Guaranteed Visibility in Scatterplots with Tolerance
Loann Giovannangeli, Frédéric Lalanne, Romain Giot, Romain Bourqui
2023-10-25T23:00:00ZGMT-0600Change your timezone on the schedule page
Guaranteed visibility, Layout adjustment, Overlap removal, Scatterplots
In 2D visualizations, visibility of every datum's representation is crucial to ease the completion of visual tasks. Such a guarantee is barely respected in complex visualizations, mainly because of overdraws between datum representations that hide parts of the information (e.g., outliers). The literature proposes various Layout Adjustment algorithms to improve the readability of visualizations that suffer from this issue. Manipulating the data in high-dimensional, geometric or visual space; they rely on different strategies with their own strengths and weaknesses. Moreover, most of these algorithms are computationally expensive as they search for an exact solution in the geometric space and do not scale well to large datasets. This article proposes GIST, a layout adjustment algorithm that aims at optimizing three criteria: (i) node visibility guarantee (at least 1 pixel), (ii) node size maximization, and (iii) the original layout preservation. This is achieved by combining a search for the maximum node size that enables to draw all the data points without overlaps, with a limited budget of movements (i.e., limiting the distortions of the original layout). The method's basis relies on the idea that it is not necessary for two data representations to be strictly not overlapping in order to guarantee their visibility in visual space. Our algorithm therefore uses a tolerance in the geometric space to determine the overlaps between pairs of data.

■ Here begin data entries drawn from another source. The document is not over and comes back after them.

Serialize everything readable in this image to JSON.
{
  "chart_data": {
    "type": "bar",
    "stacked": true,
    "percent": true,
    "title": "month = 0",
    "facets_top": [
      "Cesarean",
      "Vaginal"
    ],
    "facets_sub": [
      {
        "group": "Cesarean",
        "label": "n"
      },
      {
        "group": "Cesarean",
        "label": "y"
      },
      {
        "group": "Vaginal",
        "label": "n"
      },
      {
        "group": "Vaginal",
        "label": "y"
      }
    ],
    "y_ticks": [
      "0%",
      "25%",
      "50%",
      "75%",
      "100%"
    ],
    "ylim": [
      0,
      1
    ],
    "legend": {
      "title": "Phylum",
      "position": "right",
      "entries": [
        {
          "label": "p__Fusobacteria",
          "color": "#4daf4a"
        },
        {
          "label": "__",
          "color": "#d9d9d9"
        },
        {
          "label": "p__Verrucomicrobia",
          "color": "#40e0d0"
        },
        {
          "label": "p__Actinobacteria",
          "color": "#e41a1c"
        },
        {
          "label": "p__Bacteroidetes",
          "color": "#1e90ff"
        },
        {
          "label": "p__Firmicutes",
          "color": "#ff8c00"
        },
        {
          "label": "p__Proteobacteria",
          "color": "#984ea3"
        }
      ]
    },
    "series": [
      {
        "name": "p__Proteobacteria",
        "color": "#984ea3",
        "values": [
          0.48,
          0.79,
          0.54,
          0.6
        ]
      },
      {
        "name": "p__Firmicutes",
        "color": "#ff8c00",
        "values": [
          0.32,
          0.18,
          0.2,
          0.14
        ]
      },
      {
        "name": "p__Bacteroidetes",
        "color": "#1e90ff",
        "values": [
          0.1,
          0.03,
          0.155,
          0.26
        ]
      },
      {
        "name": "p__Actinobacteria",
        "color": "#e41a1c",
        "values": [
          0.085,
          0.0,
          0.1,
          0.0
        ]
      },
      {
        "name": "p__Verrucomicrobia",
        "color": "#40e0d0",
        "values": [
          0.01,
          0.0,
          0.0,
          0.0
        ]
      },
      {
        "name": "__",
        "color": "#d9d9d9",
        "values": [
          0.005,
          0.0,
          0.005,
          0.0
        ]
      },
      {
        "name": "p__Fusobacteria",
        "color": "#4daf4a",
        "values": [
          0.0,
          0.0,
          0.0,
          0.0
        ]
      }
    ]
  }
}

The tolerance is optimized such that the approximation computed in the geometric space can lead to visualization without noticeable overdraw after the data rendering rasterization. In addition, such an approximation helps to ease the algorithm's convergence as it reduces the number of constraints to resolve, enabling it to handle large datasets. We demonstrate the effectiveness of our approach by comparing its results to those of state-of-the-art methods on several large datasets.